Jean-Bertrand Ewanga (au milieu) avec à ses côtés Koloso Sumayili (G) et Bruno Mavungu (D), membres de l’opposition congolaise, lors d'un meeting contre la révision de la Constitution, à Kinshasa, le 4 août 2014.
© AFP PHOTO / KATHY KATAYI KAYEMBE

Retour à la case départ pour le procès Ewanga en République démocratique du Congo. Après trois audiences, le procès de l’opposant politique congolais est suspendu, bloqué sur des questions de procédure. Ce député de l’Union pour la nation congolaise (UNC) de Vital Kamerhe, 2e parti d’opposition du pays, est accusé d’« offense au chef de l’Etat » et d’« incitation à la haine raciale ».

La Cour suprême est-elle compétente pour juger le député Jean-Bertrand Ewanga ? La loi pour outrage au chef de l’Etat est-elle constitutionnelle ? Ce sont quelques-unes des questions qui ont occupé les audiences ce début de semaine. Le député de l’opposition comparaissait mardi pour la 3e fois devant les juges. L’audience devait être consacrée aux questions de fond, mais les débats sont restés sur des questions de procédure.
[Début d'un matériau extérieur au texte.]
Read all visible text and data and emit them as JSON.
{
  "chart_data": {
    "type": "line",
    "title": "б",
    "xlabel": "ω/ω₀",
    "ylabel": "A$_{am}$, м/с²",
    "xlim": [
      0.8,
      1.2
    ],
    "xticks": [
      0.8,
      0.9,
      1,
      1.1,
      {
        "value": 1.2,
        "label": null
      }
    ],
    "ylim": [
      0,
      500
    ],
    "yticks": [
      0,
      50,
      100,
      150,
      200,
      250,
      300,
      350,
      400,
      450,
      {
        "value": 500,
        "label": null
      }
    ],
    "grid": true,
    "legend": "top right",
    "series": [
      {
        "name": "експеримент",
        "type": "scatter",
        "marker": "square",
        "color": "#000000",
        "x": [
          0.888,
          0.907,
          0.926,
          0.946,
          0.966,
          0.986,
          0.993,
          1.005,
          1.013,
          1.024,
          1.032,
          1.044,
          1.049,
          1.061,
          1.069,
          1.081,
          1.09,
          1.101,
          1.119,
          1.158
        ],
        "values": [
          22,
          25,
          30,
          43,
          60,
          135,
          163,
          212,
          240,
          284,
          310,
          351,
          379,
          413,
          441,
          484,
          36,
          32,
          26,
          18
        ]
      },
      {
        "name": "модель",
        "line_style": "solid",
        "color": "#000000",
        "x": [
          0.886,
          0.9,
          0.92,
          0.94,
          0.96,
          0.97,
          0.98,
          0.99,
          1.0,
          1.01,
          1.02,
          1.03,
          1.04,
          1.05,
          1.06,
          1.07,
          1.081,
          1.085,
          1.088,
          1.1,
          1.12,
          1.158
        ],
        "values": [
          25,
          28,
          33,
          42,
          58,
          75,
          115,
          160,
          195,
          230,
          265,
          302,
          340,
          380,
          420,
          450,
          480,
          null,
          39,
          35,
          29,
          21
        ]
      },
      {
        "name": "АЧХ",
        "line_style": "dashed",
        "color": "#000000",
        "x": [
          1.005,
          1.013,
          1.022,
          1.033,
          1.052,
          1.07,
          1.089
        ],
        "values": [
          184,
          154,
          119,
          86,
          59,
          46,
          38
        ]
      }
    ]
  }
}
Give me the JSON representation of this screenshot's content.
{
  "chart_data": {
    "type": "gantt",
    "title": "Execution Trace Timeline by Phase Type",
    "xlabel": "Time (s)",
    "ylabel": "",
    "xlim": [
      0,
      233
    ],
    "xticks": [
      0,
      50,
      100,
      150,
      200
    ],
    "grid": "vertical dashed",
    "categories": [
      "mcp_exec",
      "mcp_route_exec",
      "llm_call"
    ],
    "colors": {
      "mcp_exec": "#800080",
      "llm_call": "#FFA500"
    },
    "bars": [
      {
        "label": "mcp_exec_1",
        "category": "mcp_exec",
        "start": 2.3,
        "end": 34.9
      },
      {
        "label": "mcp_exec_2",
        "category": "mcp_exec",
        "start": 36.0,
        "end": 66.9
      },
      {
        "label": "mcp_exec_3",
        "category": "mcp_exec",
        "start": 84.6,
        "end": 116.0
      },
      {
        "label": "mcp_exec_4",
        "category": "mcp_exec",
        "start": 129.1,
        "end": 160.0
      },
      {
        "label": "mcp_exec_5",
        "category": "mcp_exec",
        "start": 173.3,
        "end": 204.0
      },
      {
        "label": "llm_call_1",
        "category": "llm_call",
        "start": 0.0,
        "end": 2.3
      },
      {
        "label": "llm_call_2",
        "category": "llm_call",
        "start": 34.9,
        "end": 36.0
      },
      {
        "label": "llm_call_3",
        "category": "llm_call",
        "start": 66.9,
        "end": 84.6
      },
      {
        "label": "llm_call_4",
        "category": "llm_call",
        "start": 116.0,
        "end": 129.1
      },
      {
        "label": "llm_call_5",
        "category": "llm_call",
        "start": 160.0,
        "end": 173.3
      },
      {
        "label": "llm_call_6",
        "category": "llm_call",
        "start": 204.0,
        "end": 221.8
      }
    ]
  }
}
Petite victoire pour les avocats de la défense

Au final, la Cour suprême a en partie tranché : elle s’est déclarée compétente pour juger si le député de l’opposition s’est rendu coupable d’« offense au chef de l’Etat » et d’« incitation à la haine raciale ». Les propos qui lui valent ces accusations ont été tenus à Kinshasa, début août, au cours d’un rassemblement de l’opposition contre la révision constitutionnelle et un 3e mandat pour Kabila. La Cour suprême s’en remet en revanche à la Cour constitutionnelle pour décider si la loi sur l’outrage au chef de l’Etat est conforme à la Constitution congolaise.

Comment interpréter ces décisions ? Pour les avocats de la défense, c’est une petite victoire. Ils veulent à tout prix éviter que le procès s’ouvre sur les questions de fond : pour eux, il s’agit d’un procès politique, dont l’objectif est de condamner Jean-Bertrand Ewanga à tout prix.

Nouvelle audience pas encore fixée

Avec cet arrêt et cette suspension du procès, ils gagnent donc du temps. Surtout, ils espèrent que la Cour constitutionnelle tranche en leur faveur, en décidant que la loi sur l’offense au chef de l’Etat est une loi qui n’a pas été promulguée en respectant la procédure. En conséquence, ce chef d’inculpation serait aussitôt annulé.

Rien ne permet toutefois pour l’heure d’affirmer que la Cour constitutionnelle va trancher en ce sens. La date de la nouvelle audience n’a pas encore été fixée. Le procès du n°2 de l’UNC, un mois après son interpellation, n’en est décidément qu’à ses débuts.